Refrain from evil


[1 of 1] Swedenborg (1688-1772, Sweden): primary subject "Actions, relation to intentions" (search under Inner Life/Teachings)": source "Apocalypse Explained, vol.6": detail "Section 1152"
It was said above, that it is a law of the Divine Providence, that man himself should compel himself, which means that he should compel himself from evil, but not to good; he is permitted to compel himself from evil, but it is not granted to compel himself to good which in itself is good. For if he compels himself to good, and has not compelled himself from evil, he does not do good from the Lord, but from himself, for he compels himself to it for the sake of himself, or of the world, or recompense, or from fear, this good in itself is not good, because the man himself, the world, or recompense, is in it as its end, but not good itself, thus neither the Lord; it is moreover not fear but love that causes good to be good.
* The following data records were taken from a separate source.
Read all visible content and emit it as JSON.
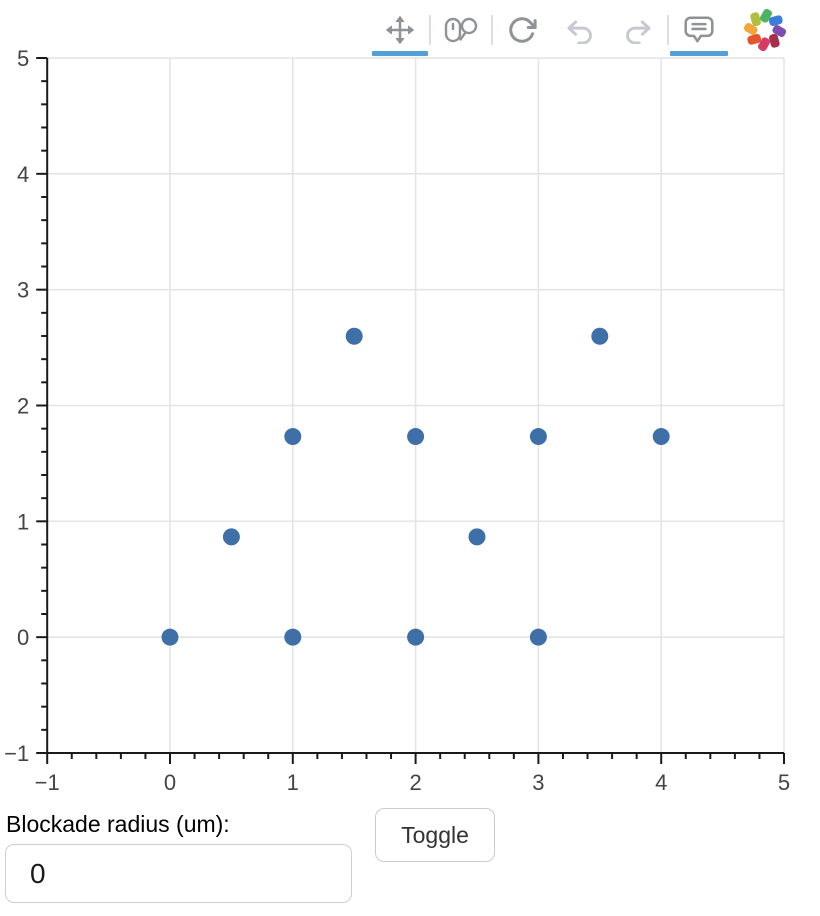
{
  "toolbar": {
    "tools": [
      {
        "name": "pan",
        "icon": "pan-icon",
        "active": true,
        "disabled": false
      },
      {
        "name": "wheel-zoom",
        "icon": "wheel-zoom-icon",
        "active": false,
        "disabled": false
      },
      {
        "name": "reset",
        "icon": "reset-icon",
        "active": false,
        "disabled": false
      },
      {
        "name": "undo",
        "icon": "undo-icon",
        "active": false,
        "disabled": true
      },
      {
        "name": "redo",
        "icon": "redo-icon",
        "active": false,
        "disabled": true
      },
      {
        "name": "hover",
        "icon": "hover-icon",
        "active": true,
        "disabled": false
      }
    ],
    "active_indicator_color": "#52a0d8",
    "logo": {
      "name": "bokeh-logo",
      "petal_colors": [
        "#4eb265",
        "#3b7dd8",
        "#7d4db2",
        "#a62f4e",
        "#d93a63",
        "#e6542c",
        "#f2a63b",
        "#aebf3b"
      ]
    }
  },
  "chart_data": {
    "type": "scatter",
    "points": [
      [
        0,
        0
      ],
      [
        1,
        0
      ],
      [
        2,
        0
      ],
      [
        3,
        0
      ],
      [
        0.5,
        0.866
      ],
      [
        2.5,
        0.866
      ],
      [
        1,
        1.732
      ],
      [
        2,
        1.732
      ],
      [
        3,
        1.732
      ],
      [
        4,
        1.732
      ],
      [
        1.5,
        2.598
      ],
      [
        3.5,
        2.598
      ]
    ],
    "xlim": [
      -1,
      5
    ],
    "ylim": [
      -1,
      5
    ],
    "x_tick_values": [
      -1,
      0,
      1,
      2,
      3,
      4,
      5
    ],
    "x_tick_labels": [
      "−1",
      "0",
      "1",
      "2",
      "3",
      "4",
      "5"
    ],
    "y_tick_values": [
      -1,
      0,
      1,
      2,
      3,
      4,
      5
    ],
    "y_tick_labels": [
      "−1",
      "0",
      "1",
      "2",
      "3",
      "4",
      "5"
    ],
    "minor_tick_step": 0.2,
    "grid": true,
    "grid_color": "#e4e4e4",
    "axis_color": "#1a1a1a",
    "tick_label_color": "#444444",
    "marker_color": "#3e6fa6",
    "marker_diameter_px": 17,
    "title": "",
    "xlabel": "",
    "ylabel": "",
    "legend": null
  },
  "controls": {
    "blockade_label": "Blockade radius (um):",
    "blockade_value": "0",
    "toggle_label": "Toggle"
  }
}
 For example, were a man to compel himself to do good to his neighbor, to give to the poor, to endow churches, to do justice, consequently, to perform deeds of charity and truth, before he had compelled himself to abstain from evils, and had by that means removed them, it would be like a palliative mode of treatment, by which a disease or ulcer is healed externally, or it would be like an adulterer compelling himself to chastity, a proud man to humility, and a dishonest man to sincerity, by mere external acts. But when a man compels himself to abstain from evils, he then purifies his internal, and when this is done he does good from freedom, without compelling himself to do it; for so far as a man compels himself to abstain from evil, so far he comes into celestial freedom, and from this freedom is every thing good which is good in itself; he does not therefore compel himself to it. It appears indeed as if there were a close connection between compelling oneself to abstain from evil and compelling oneself to good, but there is no such connection.
 From the evidence of experience I know that many have compelled themselves to do good, but not to abstain from evils; but when they were explored, it was discovered that evils from within were inherent in the good which they did; their good therefore was compared with idols and with images made either of clay or dung. And I was told, that such persons believe that God is gained over by glorification and the offerings, even though they proceed from an impure heart. Nevertheless, before the eyes of the world, a man may compel himself to good, although he does not compel himself to abstain from evils, since in the world he is rewarded on that account; for in the world that which is external is regarded, seldom that which is internal; but in the presence of God it is otherwise.